La chica del tren – Paula Hawkins

Reseña realizada por Begoña Curiel:

portada

TÍTULO DE LA OBRA: La chica del tren

AUTOR: Paula Hawkins

EDITORIAL: Planeta

AÑO DE EDICIÓN: 2015

ISBN: 9788408141471

Nº DE PÁGINAS: 496

TEMÁTICA: Narrativa policíaca. Novela negra.

A veces estas cosas ocurren y no hay motivos suficientes que lo expliquen. La chica del tren ha sido el éxito del verano y si cambia de estación con fuerza, seguirá arrasando. Si la propia autora, Paula Hawkins no sabe por qué, la verdad es que yo tampoco.

Sin duda es una historia entretenida, con mucho ritmo, que además causa una clara ansiedad al lector ávido de datos que quiere saber “quién es el malo”. Pero con una escritura sencilla, que incluso diría –en mi modesta opinión–, deja mucho que desear. Pero si el objetivo es pasar un rato, es una novela recomendable.

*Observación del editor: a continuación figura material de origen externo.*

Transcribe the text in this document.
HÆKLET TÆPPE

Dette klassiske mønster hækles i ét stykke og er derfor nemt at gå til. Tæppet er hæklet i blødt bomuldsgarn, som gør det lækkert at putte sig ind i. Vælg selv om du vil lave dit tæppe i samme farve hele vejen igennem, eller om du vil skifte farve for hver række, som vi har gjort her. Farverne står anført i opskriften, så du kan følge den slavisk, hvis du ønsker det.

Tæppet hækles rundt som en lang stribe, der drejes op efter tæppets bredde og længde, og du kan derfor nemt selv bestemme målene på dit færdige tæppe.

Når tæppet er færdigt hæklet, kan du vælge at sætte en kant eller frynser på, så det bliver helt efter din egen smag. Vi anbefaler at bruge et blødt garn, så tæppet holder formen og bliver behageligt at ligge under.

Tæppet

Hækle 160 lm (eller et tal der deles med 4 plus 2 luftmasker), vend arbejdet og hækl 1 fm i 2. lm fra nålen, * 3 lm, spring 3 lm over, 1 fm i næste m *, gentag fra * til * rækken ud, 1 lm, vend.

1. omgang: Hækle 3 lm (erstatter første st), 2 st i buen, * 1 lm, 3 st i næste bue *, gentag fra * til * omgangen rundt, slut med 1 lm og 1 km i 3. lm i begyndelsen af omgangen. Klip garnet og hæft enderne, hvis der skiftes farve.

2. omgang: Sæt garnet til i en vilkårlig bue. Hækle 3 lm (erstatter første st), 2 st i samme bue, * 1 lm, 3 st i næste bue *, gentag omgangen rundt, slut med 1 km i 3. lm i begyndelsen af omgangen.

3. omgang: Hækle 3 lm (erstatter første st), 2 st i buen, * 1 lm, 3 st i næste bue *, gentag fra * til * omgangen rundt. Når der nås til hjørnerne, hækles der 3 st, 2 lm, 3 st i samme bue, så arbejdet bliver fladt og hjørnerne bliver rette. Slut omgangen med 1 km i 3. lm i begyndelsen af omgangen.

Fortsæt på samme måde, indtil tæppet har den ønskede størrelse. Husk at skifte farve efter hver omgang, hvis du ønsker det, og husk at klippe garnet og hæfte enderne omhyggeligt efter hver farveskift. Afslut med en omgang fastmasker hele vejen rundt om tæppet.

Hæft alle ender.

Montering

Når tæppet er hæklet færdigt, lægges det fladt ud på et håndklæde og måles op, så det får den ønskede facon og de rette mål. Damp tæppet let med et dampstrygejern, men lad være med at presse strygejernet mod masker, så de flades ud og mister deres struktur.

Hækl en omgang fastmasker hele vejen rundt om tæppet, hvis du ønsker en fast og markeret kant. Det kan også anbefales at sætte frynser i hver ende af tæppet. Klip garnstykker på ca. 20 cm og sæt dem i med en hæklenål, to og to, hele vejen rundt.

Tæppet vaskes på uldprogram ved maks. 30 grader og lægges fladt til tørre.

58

Para ello, Hawkins nos monta en el tren con Rachel que cada día, a la misma hora se sienta en el vagón de tren, para ir a trabajar. Es alcohólica y tiene serios problemas de memoria. Tantos, que le llevarán a la aventura que se despliega en la novela. Su ex, la ha dejado por otra mujer, que ya le ha dado un hijo. A partir de ahí, no es capaz de retomar su vida. Anclada en esa triste experiencia, se dedica a fustigarse en un cómodo papel de víctima, del que sólo descansa cuando sus ojos se fijan en una pareja a la que observa todas las mañanas desde el vagón. Para ellos inventa una vida, sus nombres y hasta lo que será su posterior tragedia. La mujer de esa pareja desaparece y Rachel cree tener una información vital para la policía.

Y ahí se enreda en una historia que no es suya, pero que acaba abrazando para no ahogarse en su propia basura personal que no es poca, gracias a ella misma.

Ella es la narradora principal, pero no la única: hay otras dos voces femeninas. Megan y Anna: la persona desaparecida y la actual pareja de su ex, respectivamente. Con ellas, tenemos otras dos versiones aunque no siempre concuerdan con la cronología de las restantes.

Paula Hawkins agita este cóctel, en ocasiones repetitivo, para llevarnos hasta un crimen que llena las vacías y lamentables horas de Rachel. El alcohol hace tantos estragos en sus días como sus olvidos desquiciantes, sus confusiones y su desequilibrio generalizado.

Insisto. Es “una aventura de verano” que ha calado de manera sorprendente en el mercado literario, dispuesto –por motivos que llego a comprender–, a exprimir una campaña de marketing que ha dado muy buenos resultados con venta de libros como rosquillas. A miles, a toneladas.

Sin restar el mérito que pueda tener, a mi cabeza vienen decenas de libros que no sólo me han puesto los vellos como escarpias por su trama, sino que además, estaban muy bien escritos. Pero, han pasado de largo, como tantos otros que seguramente pululan en el tiempo y en el espacio y otros cuantos, a los que pasará lo mismo. Es injusto, pero como decía al principio, estas cosas ocurren.